O que em 2004 começou por ser uma rede janota para engates numa universidade repleta de jovens com as hormonas em fúria tornou-se na mais dura e universal das drogas. É hoje um dado adquirido pela comunidade científica que o Facebook, ao actuar directamente no sistema nervoso central, é susceptível de provocar um vício igual ou superior ao que é causado por estupefacientes “clássicos” como a heroína ou a cocaína. A rede de Zuckerberg tomou conta da cabeça humana. Não satisfeita, engoliu a economia. E, sabemos agora através do escândalo da Cambridge Analytica, está a triturar a democracia.
Comecemos pela cabeça. O objectivo do Facebook é provocar a ausência de pensamento. Através da manipulação de misteriosos algoritmos que os seus técnicos alteram diariamente por questões de segurança, é hoje possível formatar a informação que chega ao feed do utilizador em função daquilo que são as suas crenças, hábitos e relações, promovendo-se a absoluta falta de curiosidade e renúncia ao desejo de ver, de ler e de experimentar coisas novas, abrindo assim uma auto-estrada com muitas faixas para, aproveitando a passividade do utilizador, impor-lhe ideias e produtos pré-formatados com o único objectivo de acrescentar mais zeros na conta bancária de Zuckerberg.

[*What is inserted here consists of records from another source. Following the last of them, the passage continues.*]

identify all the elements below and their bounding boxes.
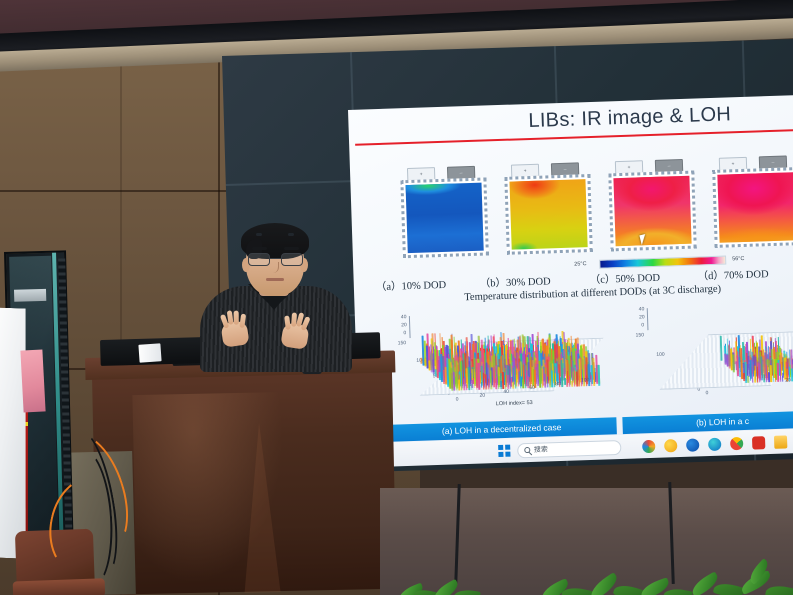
hand-left bbox=[220, 320, 249, 347]
dod-label-d: （d）70% DOD bbox=[697, 266, 768, 283]
ir-image-row: + – + – + – + – + bbox=[400, 147, 793, 266]
z-tick-20: 20 bbox=[639, 314, 645, 320]
inspection-tag bbox=[20, 349, 45, 412]
search-input[interactable]: 搜索 bbox=[517, 439, 621, 457]
edge-legacy-icon[interactable] bbox=[685, 438, 698, 451]
plant-left bbox=[398, 559, 518, 595]
x-tick-0: 0 bbox=[456, 396, 459, 402]
y-tick-150: 150 bbox=[398, 340, 407, 346]
eyebrow-right bbox=[284, 247, 299, 250]
colorbar-min-label: 25°C bbox=[574, 261, 586, 267]
x-tick-0: 0 bbox=[705, 390, 708, 396]
slide-title: LIBs: IR image & LOH bbox=[528, 103, 731, 133]
battery-thermal-a: + – bbox=[400, 165, 489, 258]
edge-icon[interactable] bbox=[707, 437, 720, 450]
z-tick-40: 40 bbox=[401, 314, 407, 320]
chrome-icon[interactable] bbox=[729, 436, 742, 449]
eye-left bbox=[256, 233, 262, 236]
x-tick-100: 100 bbox=[581, 377, 590, 383]
presentation-photo: LIBs: IR image & LOH + – + – + – + – bbox=[0, 0, 793, 595]
file-explorer-icon[interactable] bbox=[773, 435, 786, 448]
dod-label-c: （c）50% DOD bbox=[590, 270, 661, 287]
z-tick-20: 20 bbox=[401, 322, 407, 328]
hand-right bbox=[280, 322, 309, 350]
y-tick-100: 100 bbox=[656, 352, 665, 358]
y-tick-150: 150 bbox=[636, 332, 645, 338]
plant-right bbox=[690, 543, 793, 595]
z-tick-40: 40 bbox=[639, 306, 645, 312]
z-tick-0: 0 bbox=[403, 330, 406, 336]
colorbar-max-label: 56°C bbox=[732, 256, 744, 262]
paper-notes bbox=[138, 343, 161, 362]
x-tick-20: 20 bbox=[785, 377, 791, 383]
x-tick-20: 20 bbox=[479, 393, 485, 399]
battery-thermal-d: + – bbox=[712, 155, 793, 248]
loh-index-label: LOH index= 53 bbox=[496, 400, 533, 407]
podium-body bbox=[92, 370, 397, 595]
start-button-icon[interactable] bbox=[498, 445, 510, 457]
x-tick-80: 80 bbox=[555, 381, 561, 387]
loh-plot-centralized: 40 20 0 150 100 50 0 0 20 bbox=[633, 297, 793, 415]
chair bbox=[15, 529, 95, 595]
loh-plot-row: 40 20 0 150 100 50 0 0 20 40 60 80 100 L… bbox=[397, 297, 793, 423]
battery-thermal-c: + – bbox=[608, 159, 697, 252]
cabinet-label bbox=[14, 289, 46, 302]
dod-label-b: （b）30% DOD bbox=[480, 273, 551, 290]
presentation-slide: LIBs: IR image & LOH + – + – + – + – bbox=[348, 95, 793, 450]
paint-icon[interactable] bbox=[664, 439, 677, 452]
photos-icon[interactable] bbox=[642, 439, 655, 452]
eye-right bbox=[288, 233, 294, 236]
title-underline bbox=[355, 129, 793, 146]
z-tick-0: 0 bbox=[641, 322, 644, 328]
plant-center bbox=[540, 547, 700, 595]
search-icon bbox=[524, 447, 530, 453]
eyebrow-left bbox=[252, 247, 267, 250]
dod-label-a: （a）10% DOD bbox=[376, 277, 447, 294]
wps-icon[interactable] bbox=[751, 436, 764, 449]
mouth bbox=[266, 278, 284, 281]
loh-plot-decentralized: 40 20 0 150 100 50 0 0 20 40 60 80 100 L… bbox=[397, 303, 633, 423]
x-tick-60: 60 bbox=[529, 385, 535, 391]
speaker bbox=[196, 228, 356, 368]
x-tick-40: 40 bbox=[503, 389, 509, 395]
battery-thermal-b: + – bbox=[504, 162, 593, 255]
search-placeholder: 搜索 bbox=[534, 444, 548, 454]
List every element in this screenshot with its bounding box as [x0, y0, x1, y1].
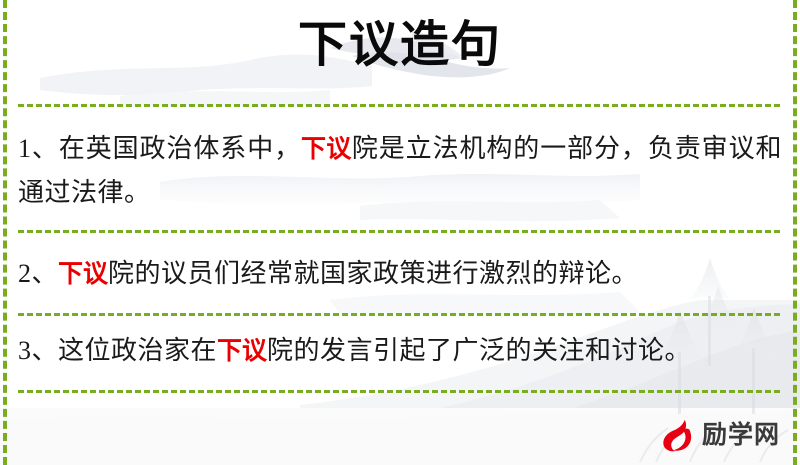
sentence-item-1: 1、在英国政治体系中，下议院是立法机构的一部分，负责审议和通过法律。: [18, 127, 782, 215]
logo-text: 励学网: [702, 421, 780, 449]
flame-swoosh-icon: [660, 417, 696, 453]
frame-border-right: [793, 0, 797, 465]
card-content: 下议造句 1、在英国政治体系中，下议院是立法机构的一部分，负责审议和通过法律。 …: [0, 0, 800, 465]
sentence-1-keyword: 下议: [301, 134, 352, 163]
title-area: 下议造句: [0, 14, 800, 76]
page-title: 下议造句: [298, 14, 502, 76]
sentence-3-before: 这位政治家在: [58, 336, 217, 365]
divider-2: [18, 230, 780, 233]
sentence-item-2: 2、下议院的议员们经常就国家政策进行激烈的辩论。: [18, 252, 782, 296]
sentence-2-keyword: 下议: [58, 259, 108, 288]
sentence-item-3: 3、这位政治家在下议院的发言引起了广泛的关注和讨论。: [18, 329, 782, 373]
site-logo[interactable]: 励学网: [660, 417, 780, 453]
sentence-3-after: 院的发言引起了广泛的关注和讨论。: [267, 336, 691, 365]
divider-3: [18, 313, 780, 316]
sentence-2-index: 2、: [18, 259, 58, 288]
sentence-1-before: 在英国政治体系中，: [59, 134, 301, 163]
sentence-3-keyword: 下议: [217, 336, 267, 365]
frame-border-left: [3, 0, 7, 465]
divider-4: [18, 390, 780, 393]
sentence-2-after: 院的议员们经常就国家政策进行激烈的辩论。: [108, 259, 638, 288]
sentence-card-page: 下议造句 1、在英国政治体系中，下议院是立法机构的一部分，负责审议和通过法律。 …: [0, 0, 800, 465]
sentence-3-index: 3、: [18, 336, 58, 365]
divider-1: [18, 104, 780, 107]
sentence-1-index: 1、: [18, 134, 59, 163]
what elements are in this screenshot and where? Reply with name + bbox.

Dinheiro, portanto. É disso e só disso que falamos quando falamos de gigantes da internet. Estudos realizados concluíram que o que o Facebook e a Google facturam é tanto que não lhes é possível reinjectar esse dinheiro na economia, por esta não ter capacidade de resposta – nomeadamente ao nível de recursos humanos qualificados – para encaixar tamanho bolo financeiro. A este facto não é estranha a circunstância de as tecnológicas ocuparem há muito, há demasiado tempo, uma espécie de terra de ninguém, em que conceitos como os impostos, a concorrência ou a propriedade intelectual têm sido encarados pelos governos ocidentais com a leveza e a superficialidade com que uma senhora reage a um piropo lançado de um andaime: finge-se que não se ouve e segue-se em frente.
Ao beneficiar da complacência de indivíduos e instituições, o Facebook constituiu-se como plataforma de sonho para a propagação descontrolada – e gratuita – de informação, arruinando os alicerces do raciocínio individual e colectivo e, ao estrangular a imprensa tradicional, danificando gravemente a saúde da democracia como a conhecemos. Sem imprensa forte, não há democracias saudáveis – e para que a imprensa tenha arcaboiço financeiro é preciso, por exemplo, que o Facebook e a Google percam o quase monopólio da publicidade online: juntos facturam cerca de 80% do investimento mundial. Ironia das ironias: boa parte dessas receitas são obtidas em função do tráfego que lhes proporciona a disseminação gratuita das notícias produzidas pela imprensa tradicional…
Esta perversão, que agora atingiu novos patamares com a confirmação (os indícios eram numerosos há muito tempo) de que a plataforma tem sido utilizada para condicionar resultados de eleições e referendos, não pode deixar o mundo indiferente. Desiluda-se quem acredita que estamos perante um piropo de ocasião: ao manipular consciências de forma despudorada e massiva, o Facebook está a estupidificar a humanidade e, com isso, a criar um vazio apetecível para parasitas do pensamento. A menos que sejam tomadas medidas radicais, rapidamente teremos um mundo em que o ódio, a manipulação e a intolerância serão de tal forma presentes nas nossas vidas que dificilmente haverá uma droga, por mais dura que seja, que nos consiga fazer alienar das suas consequências.